“Where is my baby?” I awoke upset that my belly, which hours before was bulging through my doctor scrubs, had surprisingly been flattened. No one had asked for my permission to deliver my baby. They told me he was delivered emergently — at 32-weeks gestation — to save both our lives.
I was a third-year pediatric resident, the senior for the pediatric ICU, on the night of my son’s birth. My overnight call had just started with an admission of a 12-year-old in pain of a sickle cell crisis. As I began writing up the admitting orders, I felt a sudden descent in my pregnant belly, and then an intense, halting stab of pain down my spine. I thought maybe, I could pass through what I conjured was a contraction, but the spikes of pain were unrelenting — and set in the sirens of an alarm. I quickly stood up. Somewhat conflicted, I began to work some courage to tell my attending faculty doctor that I needed to be seen by my OB doctor. In response to my request, she smirked and without even looking up, dismissed me. The nurse, standing behind her, insisted I take a wheelchair. “You don’t look like you can walk, doctor,” she said.
It was 2002 and residents were supposed to be superhuman.

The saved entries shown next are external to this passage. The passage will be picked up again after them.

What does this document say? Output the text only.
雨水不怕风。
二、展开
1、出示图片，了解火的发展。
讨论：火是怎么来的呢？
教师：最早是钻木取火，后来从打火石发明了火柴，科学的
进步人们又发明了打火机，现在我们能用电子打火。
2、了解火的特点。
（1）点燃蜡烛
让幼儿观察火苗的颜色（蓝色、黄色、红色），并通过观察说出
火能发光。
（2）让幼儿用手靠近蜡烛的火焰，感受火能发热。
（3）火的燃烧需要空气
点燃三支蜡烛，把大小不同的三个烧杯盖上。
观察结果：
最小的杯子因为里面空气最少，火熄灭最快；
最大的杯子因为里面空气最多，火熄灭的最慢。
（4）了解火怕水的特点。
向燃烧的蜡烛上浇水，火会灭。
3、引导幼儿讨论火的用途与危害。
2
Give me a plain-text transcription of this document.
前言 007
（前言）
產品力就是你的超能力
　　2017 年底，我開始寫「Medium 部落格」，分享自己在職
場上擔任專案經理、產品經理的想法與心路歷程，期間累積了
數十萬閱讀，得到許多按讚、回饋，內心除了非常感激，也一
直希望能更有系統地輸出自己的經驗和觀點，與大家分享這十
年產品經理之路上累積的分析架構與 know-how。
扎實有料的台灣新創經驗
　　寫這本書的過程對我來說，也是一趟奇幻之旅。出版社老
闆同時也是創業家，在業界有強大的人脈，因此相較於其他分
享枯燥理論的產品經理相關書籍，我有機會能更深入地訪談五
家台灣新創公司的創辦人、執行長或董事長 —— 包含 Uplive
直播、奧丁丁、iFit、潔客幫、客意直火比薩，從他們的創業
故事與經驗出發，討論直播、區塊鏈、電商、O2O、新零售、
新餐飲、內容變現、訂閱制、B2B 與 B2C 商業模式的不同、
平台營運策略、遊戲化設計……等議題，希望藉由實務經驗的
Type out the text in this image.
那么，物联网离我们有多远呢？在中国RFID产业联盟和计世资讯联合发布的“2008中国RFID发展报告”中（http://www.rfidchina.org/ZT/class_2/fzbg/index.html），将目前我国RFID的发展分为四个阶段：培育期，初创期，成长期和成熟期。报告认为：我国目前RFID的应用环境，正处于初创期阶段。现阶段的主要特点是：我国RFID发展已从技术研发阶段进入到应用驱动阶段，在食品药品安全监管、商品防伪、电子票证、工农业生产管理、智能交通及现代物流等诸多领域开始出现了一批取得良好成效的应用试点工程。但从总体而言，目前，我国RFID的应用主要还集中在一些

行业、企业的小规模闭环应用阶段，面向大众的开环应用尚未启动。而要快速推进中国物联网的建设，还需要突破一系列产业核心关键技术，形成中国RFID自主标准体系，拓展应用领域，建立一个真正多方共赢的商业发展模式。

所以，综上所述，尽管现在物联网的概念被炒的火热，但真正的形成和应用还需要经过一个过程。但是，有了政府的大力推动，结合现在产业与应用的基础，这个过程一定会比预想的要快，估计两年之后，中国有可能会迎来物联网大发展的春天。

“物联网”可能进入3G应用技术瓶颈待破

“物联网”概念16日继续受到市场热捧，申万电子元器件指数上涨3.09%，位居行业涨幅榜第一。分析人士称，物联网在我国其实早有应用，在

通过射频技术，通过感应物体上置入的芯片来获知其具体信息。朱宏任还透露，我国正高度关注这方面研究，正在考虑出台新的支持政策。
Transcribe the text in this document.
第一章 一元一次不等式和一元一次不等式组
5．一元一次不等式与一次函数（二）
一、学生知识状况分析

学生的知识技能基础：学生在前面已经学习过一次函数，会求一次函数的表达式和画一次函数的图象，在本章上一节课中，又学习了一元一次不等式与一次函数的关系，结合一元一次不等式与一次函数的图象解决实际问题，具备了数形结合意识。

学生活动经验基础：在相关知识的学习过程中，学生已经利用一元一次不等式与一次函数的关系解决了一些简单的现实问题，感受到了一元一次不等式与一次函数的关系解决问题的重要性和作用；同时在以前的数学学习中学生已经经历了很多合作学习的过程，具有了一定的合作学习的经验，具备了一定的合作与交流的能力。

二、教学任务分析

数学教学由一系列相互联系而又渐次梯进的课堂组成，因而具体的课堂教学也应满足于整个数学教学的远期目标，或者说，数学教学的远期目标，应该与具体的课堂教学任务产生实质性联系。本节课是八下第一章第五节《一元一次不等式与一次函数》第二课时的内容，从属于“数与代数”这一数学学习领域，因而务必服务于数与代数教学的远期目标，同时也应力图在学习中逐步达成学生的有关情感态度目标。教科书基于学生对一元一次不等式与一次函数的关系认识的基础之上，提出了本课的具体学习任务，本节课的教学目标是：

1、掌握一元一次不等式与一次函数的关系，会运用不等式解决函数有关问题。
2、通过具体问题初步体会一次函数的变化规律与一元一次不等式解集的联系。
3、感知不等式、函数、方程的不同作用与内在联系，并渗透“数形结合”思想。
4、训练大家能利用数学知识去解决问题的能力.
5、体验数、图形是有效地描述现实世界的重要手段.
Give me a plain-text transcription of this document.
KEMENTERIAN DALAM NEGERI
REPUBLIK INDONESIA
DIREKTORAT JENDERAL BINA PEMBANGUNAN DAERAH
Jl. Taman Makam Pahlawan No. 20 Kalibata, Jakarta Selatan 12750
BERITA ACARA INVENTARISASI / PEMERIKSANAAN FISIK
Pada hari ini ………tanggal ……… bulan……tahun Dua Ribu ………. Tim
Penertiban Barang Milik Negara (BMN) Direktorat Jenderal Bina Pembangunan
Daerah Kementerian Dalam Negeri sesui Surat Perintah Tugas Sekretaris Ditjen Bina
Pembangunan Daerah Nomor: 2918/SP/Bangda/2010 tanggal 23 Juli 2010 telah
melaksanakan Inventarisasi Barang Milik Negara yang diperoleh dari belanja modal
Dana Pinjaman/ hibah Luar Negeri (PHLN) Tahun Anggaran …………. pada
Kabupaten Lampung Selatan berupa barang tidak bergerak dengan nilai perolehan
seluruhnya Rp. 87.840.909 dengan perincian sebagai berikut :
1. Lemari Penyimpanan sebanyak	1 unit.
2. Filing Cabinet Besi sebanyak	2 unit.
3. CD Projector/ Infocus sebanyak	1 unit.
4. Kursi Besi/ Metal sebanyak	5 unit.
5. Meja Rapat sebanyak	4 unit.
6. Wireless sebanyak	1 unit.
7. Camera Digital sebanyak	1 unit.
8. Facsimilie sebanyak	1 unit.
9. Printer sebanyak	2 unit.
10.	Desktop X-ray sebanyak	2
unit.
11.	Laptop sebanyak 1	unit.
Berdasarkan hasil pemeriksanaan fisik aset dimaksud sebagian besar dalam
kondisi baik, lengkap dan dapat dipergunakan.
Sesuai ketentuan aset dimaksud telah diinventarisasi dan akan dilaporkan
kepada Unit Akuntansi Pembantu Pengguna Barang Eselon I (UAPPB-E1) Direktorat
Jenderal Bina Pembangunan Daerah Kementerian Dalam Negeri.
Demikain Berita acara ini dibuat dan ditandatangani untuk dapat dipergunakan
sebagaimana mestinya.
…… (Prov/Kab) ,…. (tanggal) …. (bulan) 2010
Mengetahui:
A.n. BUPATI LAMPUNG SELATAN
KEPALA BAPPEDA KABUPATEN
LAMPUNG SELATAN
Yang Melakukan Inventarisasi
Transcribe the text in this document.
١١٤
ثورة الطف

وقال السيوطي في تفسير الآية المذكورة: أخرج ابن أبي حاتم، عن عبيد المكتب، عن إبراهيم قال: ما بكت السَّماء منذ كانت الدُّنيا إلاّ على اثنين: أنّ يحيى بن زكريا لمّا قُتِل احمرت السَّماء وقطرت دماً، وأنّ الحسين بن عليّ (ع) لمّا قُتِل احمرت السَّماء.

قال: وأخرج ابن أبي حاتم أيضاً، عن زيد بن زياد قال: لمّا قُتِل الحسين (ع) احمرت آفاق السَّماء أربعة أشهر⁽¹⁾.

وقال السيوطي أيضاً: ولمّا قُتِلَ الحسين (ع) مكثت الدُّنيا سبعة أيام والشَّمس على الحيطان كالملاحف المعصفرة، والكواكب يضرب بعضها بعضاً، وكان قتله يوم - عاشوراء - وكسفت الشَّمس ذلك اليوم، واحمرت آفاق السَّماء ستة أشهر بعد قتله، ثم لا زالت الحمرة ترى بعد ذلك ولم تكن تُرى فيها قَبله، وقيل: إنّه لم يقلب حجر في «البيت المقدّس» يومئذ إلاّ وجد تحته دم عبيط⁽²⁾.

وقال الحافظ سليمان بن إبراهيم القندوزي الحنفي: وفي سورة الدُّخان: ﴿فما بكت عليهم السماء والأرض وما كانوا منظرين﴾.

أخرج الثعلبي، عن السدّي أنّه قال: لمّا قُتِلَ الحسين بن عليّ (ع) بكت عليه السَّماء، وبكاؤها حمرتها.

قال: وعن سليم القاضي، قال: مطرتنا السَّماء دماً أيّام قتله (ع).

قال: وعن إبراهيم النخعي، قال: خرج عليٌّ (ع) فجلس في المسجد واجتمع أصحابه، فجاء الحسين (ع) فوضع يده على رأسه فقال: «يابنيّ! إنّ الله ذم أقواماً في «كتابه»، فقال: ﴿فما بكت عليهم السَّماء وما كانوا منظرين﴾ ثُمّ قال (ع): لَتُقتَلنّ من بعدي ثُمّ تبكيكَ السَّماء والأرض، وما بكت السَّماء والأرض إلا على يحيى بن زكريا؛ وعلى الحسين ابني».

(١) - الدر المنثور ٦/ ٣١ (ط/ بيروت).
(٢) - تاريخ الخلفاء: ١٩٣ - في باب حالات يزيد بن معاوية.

We weren’t expected to ask anything for ourselves. This time, however, heeded the nurse’s advice.
Hours later, the contractions developed a regular cadence. My blood work also began to raise the alarm — I was in an H.E.L.L.P crisis. That’s doctor talk for hemolysis, elevated liver enzymes, low platelets. But “HELLP!” was also the state of my mind. The last few months had been tough — I was working over 100 hours per week while being the present mother of a three-year-old and diligent wife to my spouse who was desperately trying to finish his PhD. Emotions were raw, especially after my recent return from Pakistan where I had left my dying father in a condition I could do nothing about. Even the recent strife with my in-laws and struggle to make all ends meet had left me a bit bitter. Yet, I had to keep my personal issues out of my head at work and struggled to keep my pregnancy healthy.
They say in our religion: “Verily, with hardship comes ease.” I had always thought that when you sacrifice the successful, harmony and peace come after. I told myself this while growing up with lots of turmoil. Just keep working hard, harder and even harder, and the strain and pain would be justified with the ends of happiness and relief. The outcome of struggles would be reward. What I have learned however after so many years, that it is not the end that is better. The verse says “with hardship comes ease.” Why “with ease?”
In the neonatal ICU, my prematurely born son, lay on his back, flaccid with tubes attached to almost all of his orifices. He was breathing harder, and my eyes and mind blurred still from all the medications after many seizures the night before. This baby needs to be intubated was my first thought.
Two weeks later at my baby’s bedside, I watched the nurses and doctors, (my colleagues and attending residents) rounding day in and out.
All I wanted was to have had just a few extra weeks of him in my womb. Inside me, he felt closer to my heart and in my control. His feet would rub inside my belly, and he would tug at me when he was hungry. Now that he was outside, all I could do was pump my milk with a lingering hope that when he is off TPN (IV nutrition), he would have enough for his first feed. I waited. I observed his every movement, his breathing, his jerks, his eyes open and close, and his soft creaseless, pink feet. Pain is most intense when we feel powerless.
Yet, it was in this very pain, this despair of lacking control, the ache of regret and heaviness of guilt, that I felt relief. I held him, for the first time, on his 13th day outside of my womb. He lay in my arms with his blanket to cover all the tubes and IV’s I knew too well. All his weight in my hands felt firm like gold. His darkly colored eyes glared back at me — he knew me, he had heard me, and he had felt the inner side of me. I drew him close, his heart beating against mine. His soft creaseless pink feet rested upon my chest.
It was the hardship that I had shared with him that bound us in that very moment. Even now, while he sleeps, I sometimes find a moment to caress the still smooth bottom of his now 16-year-old feet. I have had to learn, that it is in those most difficult, most challenging times, that there resides in us — a deep beautiful pain. It is within those moments of hardship that I found my ease.
Alya Ahmad is a pediatric hospitalist.